La joven apasionada recuerda que todo comenzó en la academia de del territorio, donde su hermana jugaba cada tarde y ella asistía con su madre a recogerla: “Cada vez que llegaba, los profesores me inquietaban sobre cuándo iba a comenzar a jugar; y yo corría por todas las mesas, huyendo en mi juego de niña”.
Una vez que su hermana abandonó el ajedrez, los profesores llegaron a la primaria para realizar captaciones. Fue entonces, cuando Karen optó por continuar ese trabajo, “de ahí nació mi interés; me fue gustando y empezaron a llegar los resultados”, rememora.
Desde los ocho años, Torres Silvera comenzó a participar en torneos fuera del municipio y de la provincia.

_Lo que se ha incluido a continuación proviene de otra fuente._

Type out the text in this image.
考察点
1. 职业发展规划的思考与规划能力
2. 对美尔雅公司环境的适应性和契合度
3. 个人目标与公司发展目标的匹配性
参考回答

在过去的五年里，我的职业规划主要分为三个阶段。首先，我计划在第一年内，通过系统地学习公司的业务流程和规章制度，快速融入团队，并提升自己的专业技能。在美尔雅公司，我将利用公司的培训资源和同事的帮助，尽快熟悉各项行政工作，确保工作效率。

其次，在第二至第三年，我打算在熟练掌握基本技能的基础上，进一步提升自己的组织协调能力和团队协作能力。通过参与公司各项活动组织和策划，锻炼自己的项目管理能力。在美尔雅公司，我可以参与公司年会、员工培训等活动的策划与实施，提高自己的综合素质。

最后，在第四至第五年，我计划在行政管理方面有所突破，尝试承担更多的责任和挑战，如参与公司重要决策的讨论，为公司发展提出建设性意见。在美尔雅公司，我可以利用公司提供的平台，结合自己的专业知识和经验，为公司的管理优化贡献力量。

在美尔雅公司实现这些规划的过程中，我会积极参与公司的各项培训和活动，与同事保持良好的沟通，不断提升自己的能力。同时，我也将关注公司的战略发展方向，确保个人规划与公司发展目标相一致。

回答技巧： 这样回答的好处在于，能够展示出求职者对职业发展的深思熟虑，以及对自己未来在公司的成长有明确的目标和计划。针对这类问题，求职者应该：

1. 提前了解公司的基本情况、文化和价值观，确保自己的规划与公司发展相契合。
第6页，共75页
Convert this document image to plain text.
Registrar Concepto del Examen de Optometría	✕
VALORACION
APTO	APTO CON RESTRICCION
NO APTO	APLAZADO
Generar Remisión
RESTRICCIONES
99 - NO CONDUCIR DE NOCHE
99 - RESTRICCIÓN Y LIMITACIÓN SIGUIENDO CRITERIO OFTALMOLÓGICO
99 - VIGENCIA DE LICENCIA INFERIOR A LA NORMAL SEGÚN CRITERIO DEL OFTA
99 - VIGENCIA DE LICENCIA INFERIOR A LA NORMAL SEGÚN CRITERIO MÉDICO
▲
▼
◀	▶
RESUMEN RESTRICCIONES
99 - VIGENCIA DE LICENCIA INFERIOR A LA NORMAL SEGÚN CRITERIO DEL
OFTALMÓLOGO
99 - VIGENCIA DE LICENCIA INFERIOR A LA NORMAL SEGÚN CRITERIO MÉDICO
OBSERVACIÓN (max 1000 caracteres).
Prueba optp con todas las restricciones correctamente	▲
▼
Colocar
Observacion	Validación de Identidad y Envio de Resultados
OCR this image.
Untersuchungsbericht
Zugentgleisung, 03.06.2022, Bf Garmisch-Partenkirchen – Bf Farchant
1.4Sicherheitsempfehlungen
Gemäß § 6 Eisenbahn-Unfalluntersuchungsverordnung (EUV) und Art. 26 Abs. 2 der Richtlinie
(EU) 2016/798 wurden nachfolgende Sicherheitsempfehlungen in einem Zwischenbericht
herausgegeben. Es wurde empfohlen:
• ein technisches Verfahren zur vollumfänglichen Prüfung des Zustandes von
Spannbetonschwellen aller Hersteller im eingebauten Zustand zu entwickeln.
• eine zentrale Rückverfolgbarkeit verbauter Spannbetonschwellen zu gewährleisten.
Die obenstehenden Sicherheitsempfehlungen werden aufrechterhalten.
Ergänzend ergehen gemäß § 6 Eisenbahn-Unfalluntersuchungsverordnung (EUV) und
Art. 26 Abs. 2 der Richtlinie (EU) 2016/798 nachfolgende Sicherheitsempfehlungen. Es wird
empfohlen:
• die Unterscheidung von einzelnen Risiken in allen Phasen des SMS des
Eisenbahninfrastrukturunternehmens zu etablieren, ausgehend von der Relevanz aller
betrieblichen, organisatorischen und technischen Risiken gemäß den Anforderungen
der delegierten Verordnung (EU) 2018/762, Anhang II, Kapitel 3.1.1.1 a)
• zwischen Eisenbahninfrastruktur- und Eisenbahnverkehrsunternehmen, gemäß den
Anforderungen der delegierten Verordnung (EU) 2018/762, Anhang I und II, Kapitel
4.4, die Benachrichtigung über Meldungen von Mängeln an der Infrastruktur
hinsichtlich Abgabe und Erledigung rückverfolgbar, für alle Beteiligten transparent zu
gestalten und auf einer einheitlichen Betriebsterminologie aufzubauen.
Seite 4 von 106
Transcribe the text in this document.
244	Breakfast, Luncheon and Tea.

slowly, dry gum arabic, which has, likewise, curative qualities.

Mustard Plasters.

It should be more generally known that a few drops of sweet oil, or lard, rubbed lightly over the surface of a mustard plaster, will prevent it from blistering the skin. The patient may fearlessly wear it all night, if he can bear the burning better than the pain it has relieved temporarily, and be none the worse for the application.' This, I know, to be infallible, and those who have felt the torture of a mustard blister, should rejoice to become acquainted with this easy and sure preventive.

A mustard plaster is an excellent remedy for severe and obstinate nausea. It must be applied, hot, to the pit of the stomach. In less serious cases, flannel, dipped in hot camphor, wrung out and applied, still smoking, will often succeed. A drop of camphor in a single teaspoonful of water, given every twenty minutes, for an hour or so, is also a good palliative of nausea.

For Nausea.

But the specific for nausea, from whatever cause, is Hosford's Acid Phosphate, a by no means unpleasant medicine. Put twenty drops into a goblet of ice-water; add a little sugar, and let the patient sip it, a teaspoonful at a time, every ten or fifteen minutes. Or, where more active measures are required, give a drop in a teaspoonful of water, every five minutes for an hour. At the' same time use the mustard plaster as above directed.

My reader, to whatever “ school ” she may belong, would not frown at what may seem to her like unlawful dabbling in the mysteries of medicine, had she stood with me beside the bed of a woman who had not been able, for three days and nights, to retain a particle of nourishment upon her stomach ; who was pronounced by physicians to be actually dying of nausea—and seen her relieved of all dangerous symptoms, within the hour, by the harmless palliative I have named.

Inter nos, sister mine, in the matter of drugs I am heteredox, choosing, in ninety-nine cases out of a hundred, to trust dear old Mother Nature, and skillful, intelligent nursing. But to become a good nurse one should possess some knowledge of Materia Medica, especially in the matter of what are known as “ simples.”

En tercer grado, intervino en el provincial Sub 12, aunque pertenecía a una categoría inferior (Sub 8), y logró coronarse en el segundo tablero.
Posteriormente, aparecieron competencias en Camagüey, con destaque para la justa por un aniversario de la Villa de Santa María del Puerto del Príncipe, donde conquistó el primer lugar.
“En nuestra provincia, participé en el Papalote y el Carlos Manuel de Céspedes.
“El más importante en el que jugué fue el Capablanca In Memoriam de 2023, con el primer lugar en el Sub 16, y en el Guillermito García obtuve el segundo en la modalidad abierta”, rememora con agrado.
Karen cursa la carrera de Licenciatura en Cultura Física, en el Centro Universitario Municipal Olga Guevara Pérez, “ya formo parte de la plantilla del Inder y entreno a los niños en mi casa, debido a que la academia está temporalmente cerrada, pues funciona como la casa de una familia dañada por los sismos (de noviembre de 2024)”, revela.
Aun así, confiesa que su principal objetivo no es enseñar, “sino continuar compitiendo”. Cinco títulos de campeona provincial en su niñez y tres entre adultos, son algunos de los mejores resultados que ostenta.
También ha participado en tres zonales (Oriente) del apartado femenino y, en las dos últimas ocasiones, clasificó a la final nacional.
Sin embargo, no pudo participar en la última, quedó pospuesta al restringirse el calendario competitivo por las medidas coercitivas del gobierno de Estados Unidos hacia nuestra Isla.
A sus 18 años, Karen sigue soñando; mientras, pone todo su empeño y dedicación en el entrenamiento diario, tanto físico como digital; y afirma: “amo el ajedrez”.